J Aaron Farr wrote:
git could be an issue.

Can you explain what the issue is with Git? We have at least seven contributors (three at Facebook, four external) using git-svn right now, and I know that at least a few of us would really like to use native Git as the main repository for Thrift. Paul Querna mentioned on the Thrift list that Apache likes things to happen "in the open", but he said that others could explain it better.

If the concern is that key developers would maintain their own repositories and exchange patches in private emails, I can assure you that this is not what we have in mind. Perhaps it would help if I explained the sort of repository I am picturing. (I am locally testing some hooks to implement this, so hopefully we can launch it in a trial mode as soon as I can get a machine.) There would be once central repository that would track the trunk. In addition, every committer would be able to post their own branches to the repository. The preferred workflow would be for a committer to post a patch to a branch in the repo, then send out an email to the list like "hey guys, my patch for project space-age is on branch priv/dreiss/space-age. Do you think this is ready to be merged into master?" Then anyone could go to gitweb to look at the patch, pull the patch into their repo and hack on it, or download a tarball and test it out. I think this is much less error prone than having to manually apply a patch sent over an email. I think it even has the potential to be more open than Subversion. If we encourage developers to continuously push their experimental work to the repository in branches, everyone could "follow along" and contribute. I think this is a much better situation than the current case with Subversion where local changes that aren't ready to be merged into the main repository yet stay on developers' private machines.

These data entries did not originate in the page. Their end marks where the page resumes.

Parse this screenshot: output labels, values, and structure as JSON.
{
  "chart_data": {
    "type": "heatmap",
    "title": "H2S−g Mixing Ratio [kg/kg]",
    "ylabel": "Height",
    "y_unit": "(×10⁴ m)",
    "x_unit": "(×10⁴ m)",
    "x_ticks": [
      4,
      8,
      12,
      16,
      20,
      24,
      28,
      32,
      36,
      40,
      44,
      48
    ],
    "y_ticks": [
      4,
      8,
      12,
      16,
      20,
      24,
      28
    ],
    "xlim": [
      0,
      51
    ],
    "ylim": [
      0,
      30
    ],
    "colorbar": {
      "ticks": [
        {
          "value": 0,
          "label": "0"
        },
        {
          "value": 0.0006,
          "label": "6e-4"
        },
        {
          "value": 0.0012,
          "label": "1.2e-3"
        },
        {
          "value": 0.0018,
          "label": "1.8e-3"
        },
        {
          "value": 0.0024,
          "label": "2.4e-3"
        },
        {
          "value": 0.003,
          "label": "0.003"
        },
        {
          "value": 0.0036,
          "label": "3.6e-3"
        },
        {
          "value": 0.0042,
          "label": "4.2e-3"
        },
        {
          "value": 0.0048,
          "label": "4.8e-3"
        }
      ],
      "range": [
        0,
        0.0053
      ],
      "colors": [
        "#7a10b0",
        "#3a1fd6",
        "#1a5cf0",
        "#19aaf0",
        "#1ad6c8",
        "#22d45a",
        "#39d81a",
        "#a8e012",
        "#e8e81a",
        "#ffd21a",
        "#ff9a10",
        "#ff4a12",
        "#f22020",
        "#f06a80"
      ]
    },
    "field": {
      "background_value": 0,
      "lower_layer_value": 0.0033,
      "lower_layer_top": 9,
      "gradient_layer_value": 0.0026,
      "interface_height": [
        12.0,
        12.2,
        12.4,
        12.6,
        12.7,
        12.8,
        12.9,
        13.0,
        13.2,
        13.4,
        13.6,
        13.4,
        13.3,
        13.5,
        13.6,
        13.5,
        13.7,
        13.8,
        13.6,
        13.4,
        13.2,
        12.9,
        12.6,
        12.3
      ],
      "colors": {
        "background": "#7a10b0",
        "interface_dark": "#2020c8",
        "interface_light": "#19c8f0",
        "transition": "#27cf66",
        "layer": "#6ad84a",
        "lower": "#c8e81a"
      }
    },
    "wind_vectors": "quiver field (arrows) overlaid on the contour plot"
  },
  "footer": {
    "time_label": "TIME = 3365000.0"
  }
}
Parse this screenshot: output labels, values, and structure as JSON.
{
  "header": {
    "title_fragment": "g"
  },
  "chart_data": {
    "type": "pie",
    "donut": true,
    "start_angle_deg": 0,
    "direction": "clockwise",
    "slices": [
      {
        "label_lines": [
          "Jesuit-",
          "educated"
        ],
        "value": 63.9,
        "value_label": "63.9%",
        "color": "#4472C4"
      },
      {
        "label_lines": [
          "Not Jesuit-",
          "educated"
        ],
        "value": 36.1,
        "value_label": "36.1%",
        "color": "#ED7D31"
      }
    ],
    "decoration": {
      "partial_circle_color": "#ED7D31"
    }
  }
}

I also have a set of scripts to allow non-committers to submit changes directly to the repository, tag the submissions, and email a list of committers. There are two benefits of this. The first is that it is a far less error prone way for patches to be submitted and applied. The second is that non-committers would submit patches for consideration in almost the exact same way as committers. This way, new committers wouldn't have to change their workflows at all, and we wouldn't have to worry about them making "newbie" mistakes, because they would just continue to work in the same way that led us to believe they would be responsible committers.

Well, this email is getting a bit long, so I'll cut myself off here. Let me say in closing, though, that I don't want this issue to hold up the vote on Thrift. I think that everyone involved with the project thinks that Apache is the best place for it, and if the PMC says we have to use Subversion, we will. But please consider Git. Thank you.